As the Federal Reserve came under fire yesterday over administration of its Municipal Liquidity Facility, a Fed official confirmed that the central bank has evaluated the purchase of closed-end muni-bond funds to help stabilize the market.

"I wouldn't want to go into too much detail in terms of the types of interventions we've been evaluating [but] we are prepared to act if necessary," said Kent Hiteshew, a deputy associate director at the Fed, during a Congressional oversight hearing.

"Closed-end funds, and other ways of accessing or intervening into the secondary [municipal] market have been evaluated, but I wouldn't want to go further on that," he said.

Hiteshew's comments came in response to a question from Rep. French Hill (R-Ark.), a member of the CARES Act Congressional Oversight Committee. The CARES Act, signed into law in March, authorized the MLF and other support programs.

The Fed has already purchased corporate bonds and high-yield ETFs in response to the mayhem caused by the outbreak of the Covid-19 virus in March. Buying bond ETFs was a first for the central bank. A similar action into municipals would also be unprecedented--but tricky.

"Suffice it to say that the secondary intervention in the municipal markets would be complex," Hiteshew said, given the idiosyncratic nature of the market.

Hill suggested that the larger size of the closed-end muni-fund market versus tax-free ETFs made closed-end funds a possible vehicle for Fed intervention.

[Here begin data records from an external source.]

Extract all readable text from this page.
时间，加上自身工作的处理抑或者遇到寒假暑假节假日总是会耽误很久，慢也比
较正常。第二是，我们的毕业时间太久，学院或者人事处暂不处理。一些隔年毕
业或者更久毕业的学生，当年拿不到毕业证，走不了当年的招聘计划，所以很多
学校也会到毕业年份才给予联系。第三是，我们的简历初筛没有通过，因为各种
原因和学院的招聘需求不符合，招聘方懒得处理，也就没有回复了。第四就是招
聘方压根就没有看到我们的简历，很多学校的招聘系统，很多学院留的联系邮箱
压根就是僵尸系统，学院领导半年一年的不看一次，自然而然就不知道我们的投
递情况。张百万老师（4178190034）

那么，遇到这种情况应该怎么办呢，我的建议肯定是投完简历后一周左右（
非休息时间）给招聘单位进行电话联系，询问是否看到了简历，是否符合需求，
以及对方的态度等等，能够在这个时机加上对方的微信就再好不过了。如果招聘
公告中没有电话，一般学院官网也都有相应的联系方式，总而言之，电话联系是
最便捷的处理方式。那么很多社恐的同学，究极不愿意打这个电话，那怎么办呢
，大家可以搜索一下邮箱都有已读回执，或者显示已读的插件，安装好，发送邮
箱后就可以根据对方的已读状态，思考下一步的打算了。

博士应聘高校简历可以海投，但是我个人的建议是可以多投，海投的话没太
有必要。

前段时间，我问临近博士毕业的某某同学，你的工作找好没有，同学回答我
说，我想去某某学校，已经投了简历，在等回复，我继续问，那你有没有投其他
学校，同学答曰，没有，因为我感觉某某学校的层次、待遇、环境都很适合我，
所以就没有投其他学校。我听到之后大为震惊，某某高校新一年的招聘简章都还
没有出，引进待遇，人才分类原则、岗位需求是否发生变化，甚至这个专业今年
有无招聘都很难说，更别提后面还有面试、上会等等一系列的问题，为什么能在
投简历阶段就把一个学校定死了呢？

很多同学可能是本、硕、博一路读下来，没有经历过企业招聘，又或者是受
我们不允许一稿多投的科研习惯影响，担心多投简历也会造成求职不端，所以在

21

Fed action in the secondary municipal markets seems unlikely, though. The MLF serves strictly as a backstop to newly issued short-term funding notes. The Fed was authorized to purchase up to $500 billion of municipal notes, but has so far committed only $1.65 billion, a sore point with the two Democrats on the four-person oversight board who want more support for state and local government.

Hiteshew defended the facility, saying it was successful in calming the market without replacing private underwriters. Hiteshew is a former municipal bond banker and Treasury official who joined the Fed staff in March to work on the MLF.

Moody's Analytics chief economist Mark Zandi, also testifying before the oversight board, urged the Fed to lower rates and loosen the MLF terms to encourage more lending. Zandii added further federal support to states and cities looks unlikely.